Imagine a Hell in which the fires have died and all that remains is the mud of ash and long spent tears, and there was never a Heaven to begin with. This is not a film to love. This is not a film to recommend. This is a film to experience.
The greatest film of the last twenty years in my opinion. Perhaps the only great film of the last twenty years.
This film is more of an experience, and epic is not an accurate word to describe it. Epic would imply chaotic action sequences and explosions; instead we get a subtle, heartbreaking, and masterful study of corrupted human souls. Satantango has completely changed my outlook on what meaningful filmmaking can be, and what filmmaking can actually achieve. Not a single minute of this 7.5 hour movie feels wasted.
Epic originally means long narrative poetry, which is exactly what Satantango is.
un documento sobre las posibilidades del cine más allá de las restricciones del cine convencional de corte industrial. un testimonio sobre el arte del siglo xx. una experiencia apabullante para cualquier cinéfilo. un deber para la conciencia humana de sensibilidad ética y estética
A film so visionary and colossal in scope that I wanted to give something back to it. THIS is truly an experience.
Warning: this film will alter your sense of time and the cinema, leaving you in a temporary state of trance. Not for the faint of thought.
If someone brought a print of this to a theater in Austin or Houston, I would clear the time from my schedule to see it. The comparisons to Van Gogh and Sartre are accurate.
For people who really like motion pictures, but without all that pesky motion. It's like Andy Warhol's Empire... without the sense of humor.
How do you watch a 7 1/2 hr. long movie? I can't even work that long and they pay me for it.
You watch it in installments. Long, torturous installments. Read through some of the accolades for this pretentious behemoth below. Somebody calls it 'shattering.' OM, as they say, FG. I think these people are about to ascend into Valhalla -- or else they do far too many drugs. A test pattern is shattering too.
H. K., I myself don't care what Jonathan Rosenbaum or the 'universe' thinks. My own opinion holds sway in my portion of the world. And 'almost universally considered a masterpiece' is a gross exaggeration, considering 99.9999% of the universe has yet to see this. (For good reason.) You're entitled to your little opinion, sure, but why are you so upset that other people don't like this? Are YOU Bela Tarr?

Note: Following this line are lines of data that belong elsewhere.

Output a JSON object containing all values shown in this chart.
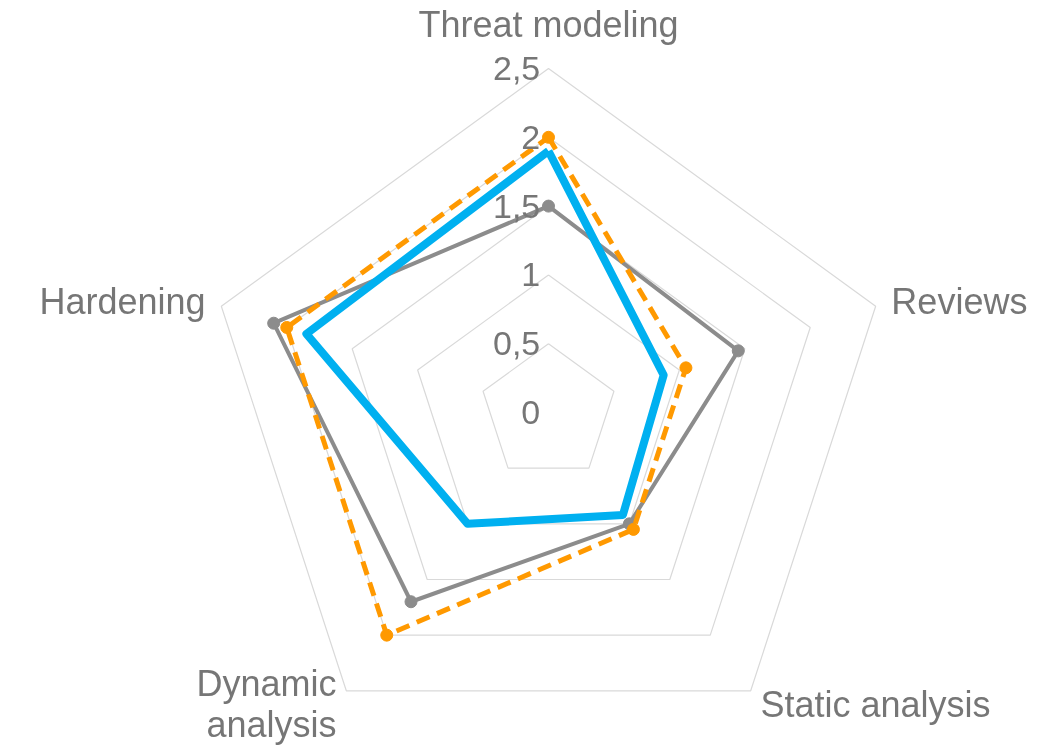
{
  "chart_data": {
    "type": "radar",
    "categories": [
      "Threat modeling",
      "Reviews",
      "Static analysis",
      "Dynamic\nanalysis",
      "Hardening"
    ],
    "ylim": [
      0,
      2.5
    ],
    "yticks": [
      {
        "value": 0,
        "label": "0"
      },
      {
        "value": 0.5,
        "label": "0,5"
      },
      {
        "value": 1,
        "label": "1"
      },
      {
        "value": 1.5,
        "label": "1,5"
      },
      {
        "value": 2,
        "label": "2"
      },
      {
        "value": 2.5,
        "label": "2,5"
      }
    ],
    "grid": true,
    "series": [
      {
        "color": "#8c8c8c",
        "values": [
          1.5,
          1.45,
          1.0,
          1.7,
          2.1
        ],
        "marker": "circle",
        "line_style": "solid"
      },
      {
        "color": "#ff9900",
        "values": [
          2.0,
          1.05,
          1.05,
          2.0,
          2.0
        ],
        "marker": "circle",
        "line_style": "dashed"
      },
      {
        "color": "#00b0f0",
        "values": [
          1.9,
          0.88,
          0.92,
          1.0,
          1.85
        ],
        "marker": "none",
        "line_style": "solid"
      }
    ]
  }
}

David M.K., do I really sound upset, or are you just trying to belittle me? I'm not upset, in fact I was trying to be as cordial as possible, but it's hard to get that across in writing. So, if I sounded aggressive, etc, I apologize, that wasn't intentional. I'm merely suggesting that you think outside of the box that your glib comments clearly suggest you are in. That is the point of this website: discussion. Not everyone on here is a troll. Your opinions are uncommon, so I jumped on the opportunity to talk about them. Anyway, you're right, almost no one has seen this. I should have said that Satantango is almost universally considered a masterpiece by those who have seen it. Of course, I'm sure you knew exactly what I meant to begin with. Would you care to discuss it now, or should I drop it? I am sincere in my desire to talk about this movie. † Vellaem, why do you think this is "long and tedious" or consists of huge swaths of nothing in which you are forced to reflect existentially on your own mortality in order to stave off boredom? Have you seen it yet?
I saw Wreckmeister Harmonies, read a bit about Satantango, checked the running time, and did a few logical gymnastics. As I said, I have seen Berlin Alexanderplatz and liked it, and it is twice as long. So, there is hope that maybe I'll grow ill, be bedridden, and finally get around to seeing Satantango and joining converted, or I will continue to hobble along deaf and blind to the masterpieces that go unwatched and yet somehow make it through life ok.